Jul, Jól, Yule, or by whatever name you call it, is a holiday for families, regardless of your religion. There are literally tons of tips and information for Christmas celebrations out there, but not as much for us. If you’re just starting out celebrating as a Pagan, you might want some pointers, and you’ve been a Pagan for ages, you might want to change things up a bit. So I created this list for all us Pagans, and Heathens, out there.
- Decorate! Decorating for the holiday is a given for most of us, but as a Pagan, you might have to make your own decorations and ornaments. The reason for this being that you might not find what you want in the shops. There’s nothing wrong with wanting to have a tree, red and green things etc. This is your house, you decide what belongs there. Most tend to avoid angels, stars, and the liturgical colour purple.If you want alternatives to the Christian decorations and ornaments, here:Angels – Fairies The Star – Sun or Sun cross The Coca-Cola Santa – The Tomte (longer beard, clothes in earth tones, not as bright and shiny) Nativity Scene – Nisse house with a family
- Create an altar for this holiday There’s really only one thing you have to remember about this: It’s your altar, you decide what’s suitable to put on it.
- Celebrate over several days Most Pagan traditions seem to have celebrated over several days, so why not.
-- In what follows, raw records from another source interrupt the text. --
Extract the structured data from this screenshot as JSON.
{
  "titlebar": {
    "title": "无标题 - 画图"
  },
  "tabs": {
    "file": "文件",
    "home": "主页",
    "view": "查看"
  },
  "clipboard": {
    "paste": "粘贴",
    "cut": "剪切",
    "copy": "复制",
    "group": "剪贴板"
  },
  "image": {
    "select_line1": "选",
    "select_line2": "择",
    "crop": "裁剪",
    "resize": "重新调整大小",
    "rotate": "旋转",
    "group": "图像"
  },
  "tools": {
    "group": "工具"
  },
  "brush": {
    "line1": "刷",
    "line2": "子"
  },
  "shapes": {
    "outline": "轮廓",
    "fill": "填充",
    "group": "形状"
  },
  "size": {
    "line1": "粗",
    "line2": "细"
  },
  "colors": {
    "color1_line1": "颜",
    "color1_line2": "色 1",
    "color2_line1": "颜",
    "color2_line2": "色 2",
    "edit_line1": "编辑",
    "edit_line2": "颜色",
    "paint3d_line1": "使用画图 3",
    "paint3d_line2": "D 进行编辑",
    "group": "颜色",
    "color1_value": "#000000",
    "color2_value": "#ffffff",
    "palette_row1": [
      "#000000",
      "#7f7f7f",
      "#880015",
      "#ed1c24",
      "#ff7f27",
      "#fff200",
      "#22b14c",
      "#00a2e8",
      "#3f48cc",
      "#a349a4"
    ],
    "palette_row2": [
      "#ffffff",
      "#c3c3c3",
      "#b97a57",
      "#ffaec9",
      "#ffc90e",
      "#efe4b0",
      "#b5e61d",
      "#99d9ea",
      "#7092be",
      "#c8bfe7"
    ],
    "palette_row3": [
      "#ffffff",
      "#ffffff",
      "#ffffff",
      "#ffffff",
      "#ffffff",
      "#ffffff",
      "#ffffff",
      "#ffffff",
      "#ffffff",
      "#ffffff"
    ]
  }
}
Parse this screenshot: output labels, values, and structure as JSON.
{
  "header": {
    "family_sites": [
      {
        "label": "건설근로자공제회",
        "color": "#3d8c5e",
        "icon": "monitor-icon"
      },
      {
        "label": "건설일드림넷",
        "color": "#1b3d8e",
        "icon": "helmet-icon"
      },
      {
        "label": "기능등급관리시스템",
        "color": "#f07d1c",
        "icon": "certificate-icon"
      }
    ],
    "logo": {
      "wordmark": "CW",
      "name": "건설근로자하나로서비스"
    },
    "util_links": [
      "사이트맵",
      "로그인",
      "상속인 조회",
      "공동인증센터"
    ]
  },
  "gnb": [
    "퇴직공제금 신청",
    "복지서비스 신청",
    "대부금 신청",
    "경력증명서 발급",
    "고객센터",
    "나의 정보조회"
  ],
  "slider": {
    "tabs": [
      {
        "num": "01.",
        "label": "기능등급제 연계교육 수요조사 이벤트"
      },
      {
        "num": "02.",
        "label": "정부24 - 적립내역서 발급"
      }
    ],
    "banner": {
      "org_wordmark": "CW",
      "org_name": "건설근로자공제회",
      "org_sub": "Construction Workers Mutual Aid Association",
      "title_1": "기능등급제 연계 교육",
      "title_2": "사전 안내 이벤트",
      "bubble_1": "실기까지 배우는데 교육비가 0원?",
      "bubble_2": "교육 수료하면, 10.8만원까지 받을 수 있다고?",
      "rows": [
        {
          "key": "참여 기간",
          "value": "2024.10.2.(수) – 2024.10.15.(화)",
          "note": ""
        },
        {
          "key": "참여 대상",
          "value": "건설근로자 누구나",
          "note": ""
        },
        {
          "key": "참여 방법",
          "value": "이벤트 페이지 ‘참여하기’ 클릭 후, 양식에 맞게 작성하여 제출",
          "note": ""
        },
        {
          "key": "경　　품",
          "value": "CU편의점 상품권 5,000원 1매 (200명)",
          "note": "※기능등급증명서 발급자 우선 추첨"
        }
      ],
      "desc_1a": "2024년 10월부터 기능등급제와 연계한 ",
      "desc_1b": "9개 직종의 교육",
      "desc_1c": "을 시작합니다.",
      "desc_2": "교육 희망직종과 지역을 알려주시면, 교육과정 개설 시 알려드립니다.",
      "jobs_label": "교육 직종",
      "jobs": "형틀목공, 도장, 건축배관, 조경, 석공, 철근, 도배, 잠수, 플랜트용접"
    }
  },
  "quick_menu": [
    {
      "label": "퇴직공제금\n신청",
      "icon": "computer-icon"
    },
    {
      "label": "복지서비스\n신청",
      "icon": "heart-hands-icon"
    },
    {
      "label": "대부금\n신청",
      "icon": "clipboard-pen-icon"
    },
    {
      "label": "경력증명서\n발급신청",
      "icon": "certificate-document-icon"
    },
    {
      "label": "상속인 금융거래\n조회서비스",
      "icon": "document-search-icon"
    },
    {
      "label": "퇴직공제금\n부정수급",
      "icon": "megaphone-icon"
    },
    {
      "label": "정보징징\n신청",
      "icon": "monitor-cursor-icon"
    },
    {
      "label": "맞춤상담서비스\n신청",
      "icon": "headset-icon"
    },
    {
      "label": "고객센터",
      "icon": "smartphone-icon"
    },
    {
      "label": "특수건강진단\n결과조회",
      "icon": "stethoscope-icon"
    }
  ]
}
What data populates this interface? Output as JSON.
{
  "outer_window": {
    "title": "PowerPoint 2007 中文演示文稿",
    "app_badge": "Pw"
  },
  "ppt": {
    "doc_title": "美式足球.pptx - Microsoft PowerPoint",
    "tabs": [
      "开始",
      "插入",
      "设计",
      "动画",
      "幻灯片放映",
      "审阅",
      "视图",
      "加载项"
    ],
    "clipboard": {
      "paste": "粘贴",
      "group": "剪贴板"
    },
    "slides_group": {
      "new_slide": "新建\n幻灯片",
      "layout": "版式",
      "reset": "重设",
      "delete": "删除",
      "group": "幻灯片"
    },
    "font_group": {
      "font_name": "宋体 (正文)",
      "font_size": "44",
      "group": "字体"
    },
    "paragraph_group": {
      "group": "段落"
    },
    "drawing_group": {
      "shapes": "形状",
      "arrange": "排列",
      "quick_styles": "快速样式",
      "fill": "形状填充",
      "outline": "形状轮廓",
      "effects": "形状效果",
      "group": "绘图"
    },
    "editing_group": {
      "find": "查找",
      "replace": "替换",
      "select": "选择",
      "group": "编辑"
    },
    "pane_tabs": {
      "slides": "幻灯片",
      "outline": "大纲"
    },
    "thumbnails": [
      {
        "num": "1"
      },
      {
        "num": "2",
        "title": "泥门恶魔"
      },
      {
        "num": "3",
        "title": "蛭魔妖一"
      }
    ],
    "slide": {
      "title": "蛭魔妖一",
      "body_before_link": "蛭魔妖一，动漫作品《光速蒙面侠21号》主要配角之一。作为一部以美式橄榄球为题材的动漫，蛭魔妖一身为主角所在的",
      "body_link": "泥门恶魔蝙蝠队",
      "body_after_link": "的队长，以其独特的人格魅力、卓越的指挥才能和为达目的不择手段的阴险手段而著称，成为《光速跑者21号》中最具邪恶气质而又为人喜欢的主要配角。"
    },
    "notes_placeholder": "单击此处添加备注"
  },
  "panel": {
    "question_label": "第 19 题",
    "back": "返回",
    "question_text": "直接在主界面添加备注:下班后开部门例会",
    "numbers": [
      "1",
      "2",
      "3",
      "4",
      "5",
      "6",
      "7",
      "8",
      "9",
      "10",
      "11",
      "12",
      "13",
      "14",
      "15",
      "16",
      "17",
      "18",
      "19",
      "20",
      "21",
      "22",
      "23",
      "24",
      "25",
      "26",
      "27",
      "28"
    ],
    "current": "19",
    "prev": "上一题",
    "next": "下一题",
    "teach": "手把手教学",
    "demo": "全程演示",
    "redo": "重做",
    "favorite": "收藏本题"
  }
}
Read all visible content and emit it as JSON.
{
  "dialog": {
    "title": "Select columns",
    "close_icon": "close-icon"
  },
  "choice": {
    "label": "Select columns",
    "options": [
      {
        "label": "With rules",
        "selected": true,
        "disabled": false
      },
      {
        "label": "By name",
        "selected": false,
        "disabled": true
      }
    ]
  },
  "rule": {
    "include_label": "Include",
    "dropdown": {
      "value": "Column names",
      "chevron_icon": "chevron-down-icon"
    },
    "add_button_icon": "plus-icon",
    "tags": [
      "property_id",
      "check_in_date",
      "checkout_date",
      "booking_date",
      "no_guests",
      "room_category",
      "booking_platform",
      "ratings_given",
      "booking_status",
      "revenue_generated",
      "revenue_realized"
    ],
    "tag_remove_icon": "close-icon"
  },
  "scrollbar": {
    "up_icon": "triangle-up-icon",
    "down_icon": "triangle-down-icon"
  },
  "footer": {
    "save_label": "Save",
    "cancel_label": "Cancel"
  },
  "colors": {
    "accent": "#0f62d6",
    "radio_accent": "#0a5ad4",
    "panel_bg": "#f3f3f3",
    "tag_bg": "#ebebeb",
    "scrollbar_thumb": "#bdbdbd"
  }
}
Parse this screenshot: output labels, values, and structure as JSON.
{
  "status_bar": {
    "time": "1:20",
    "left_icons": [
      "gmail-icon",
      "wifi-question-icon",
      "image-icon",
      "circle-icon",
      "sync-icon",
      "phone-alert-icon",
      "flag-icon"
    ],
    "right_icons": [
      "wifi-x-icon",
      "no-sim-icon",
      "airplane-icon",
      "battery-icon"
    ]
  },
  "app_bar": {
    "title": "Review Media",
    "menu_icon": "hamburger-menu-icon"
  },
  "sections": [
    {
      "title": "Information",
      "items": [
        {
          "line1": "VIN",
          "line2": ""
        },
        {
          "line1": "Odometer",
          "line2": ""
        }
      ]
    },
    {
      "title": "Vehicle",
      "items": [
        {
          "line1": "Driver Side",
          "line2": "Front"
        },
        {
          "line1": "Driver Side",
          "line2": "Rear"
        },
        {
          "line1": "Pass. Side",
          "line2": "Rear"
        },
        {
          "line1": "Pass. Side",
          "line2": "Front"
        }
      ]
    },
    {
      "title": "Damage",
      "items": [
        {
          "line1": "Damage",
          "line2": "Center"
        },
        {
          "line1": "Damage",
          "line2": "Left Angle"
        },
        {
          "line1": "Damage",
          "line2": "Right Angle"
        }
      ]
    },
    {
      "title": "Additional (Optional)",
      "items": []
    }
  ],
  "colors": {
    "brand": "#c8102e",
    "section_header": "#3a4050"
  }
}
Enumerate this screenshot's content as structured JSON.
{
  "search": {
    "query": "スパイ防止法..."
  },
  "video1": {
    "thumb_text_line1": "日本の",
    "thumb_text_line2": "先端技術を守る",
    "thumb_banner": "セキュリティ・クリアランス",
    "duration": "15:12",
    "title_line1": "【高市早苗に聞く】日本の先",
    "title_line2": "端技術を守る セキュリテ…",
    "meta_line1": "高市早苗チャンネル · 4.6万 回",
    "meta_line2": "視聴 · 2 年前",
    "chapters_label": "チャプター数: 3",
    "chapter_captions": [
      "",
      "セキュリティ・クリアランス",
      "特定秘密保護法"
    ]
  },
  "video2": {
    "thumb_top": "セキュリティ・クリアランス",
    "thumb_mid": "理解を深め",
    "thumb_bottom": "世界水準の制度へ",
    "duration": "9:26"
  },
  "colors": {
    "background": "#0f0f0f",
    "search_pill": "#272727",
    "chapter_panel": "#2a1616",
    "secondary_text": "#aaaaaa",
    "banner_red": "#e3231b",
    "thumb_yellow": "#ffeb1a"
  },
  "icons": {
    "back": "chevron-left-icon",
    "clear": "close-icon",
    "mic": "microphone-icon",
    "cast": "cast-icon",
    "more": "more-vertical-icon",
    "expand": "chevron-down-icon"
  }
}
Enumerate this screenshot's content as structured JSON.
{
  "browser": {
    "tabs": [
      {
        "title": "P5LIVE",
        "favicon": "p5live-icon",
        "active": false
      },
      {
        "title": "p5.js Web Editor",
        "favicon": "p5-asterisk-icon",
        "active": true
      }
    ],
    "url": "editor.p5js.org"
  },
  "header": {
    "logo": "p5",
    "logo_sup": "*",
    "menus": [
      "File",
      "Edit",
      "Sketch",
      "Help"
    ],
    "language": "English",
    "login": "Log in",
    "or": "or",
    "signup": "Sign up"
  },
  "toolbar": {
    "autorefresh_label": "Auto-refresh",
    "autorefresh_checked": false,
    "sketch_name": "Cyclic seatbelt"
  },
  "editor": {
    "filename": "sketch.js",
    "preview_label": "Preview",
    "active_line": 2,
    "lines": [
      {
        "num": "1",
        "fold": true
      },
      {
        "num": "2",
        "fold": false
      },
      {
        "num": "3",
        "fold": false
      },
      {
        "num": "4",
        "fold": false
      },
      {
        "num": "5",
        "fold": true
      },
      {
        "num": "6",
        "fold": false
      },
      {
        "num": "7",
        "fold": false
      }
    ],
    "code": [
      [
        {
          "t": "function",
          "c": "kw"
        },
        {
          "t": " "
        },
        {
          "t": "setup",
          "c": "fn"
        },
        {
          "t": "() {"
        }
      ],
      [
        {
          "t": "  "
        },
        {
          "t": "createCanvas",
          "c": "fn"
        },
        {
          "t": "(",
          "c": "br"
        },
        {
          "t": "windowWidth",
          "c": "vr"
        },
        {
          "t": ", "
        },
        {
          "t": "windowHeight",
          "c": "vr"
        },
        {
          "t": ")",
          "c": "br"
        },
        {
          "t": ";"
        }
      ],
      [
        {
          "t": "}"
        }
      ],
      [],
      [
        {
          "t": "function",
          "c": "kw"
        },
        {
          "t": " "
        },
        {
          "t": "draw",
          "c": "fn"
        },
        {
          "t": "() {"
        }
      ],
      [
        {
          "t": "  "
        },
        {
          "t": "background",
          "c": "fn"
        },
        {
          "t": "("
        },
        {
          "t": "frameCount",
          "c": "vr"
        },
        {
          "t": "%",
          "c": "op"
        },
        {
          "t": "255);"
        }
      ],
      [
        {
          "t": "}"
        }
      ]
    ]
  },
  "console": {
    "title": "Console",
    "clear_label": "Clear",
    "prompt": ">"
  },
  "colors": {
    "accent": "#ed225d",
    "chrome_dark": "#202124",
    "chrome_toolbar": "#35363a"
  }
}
Why should you limit yourself to just a few?
- Have a proper feast One thing that’s definitely traditional in every way, is to have a proper feast. Make it something special, something you wouldn’t have otherwise. Enjoy your food, forget your diet (unless you’re on it for medical reasons of course).
- Create a ritual Make a ritual where you salute your chosen deities and/or greet the Sun. Make it as simple or as elaborate as you wish. It could be as simple as going outside to greet the sun as it rises.
- Have a bonfire Light a big bonfire, if you have space for one. If you don’t, you can enjoy the warmth from an open fire in other ways: a fireplace, a stove, candles etc.
- Tell stories If you have children, and you choose to teach them about your tradition, you could read parts of your lore or legends to them. If you don’t teach them, there’s lots of non-religious winter stories to choose from. And for those who don’t have children, you can read a good book, watch a good movie, or maybe read stories to your friends.
- Dance Dancing is fun, liberating, and it gets you moving after all that food.
- Exchange gifts Yes, Pagans can exchange gifts. Just put some thought into what you give, and don’t give because you feel you have to.
- Spend time with your family and friends The most important part of this holiday, is to spend time with our families and friends. Those who don’t have family around might celebrate with friends. And really, at this time of year, friends count as family. Enjoy it! Put all differences, fears, shyness and inhibitions aside, and enjoy the holiday.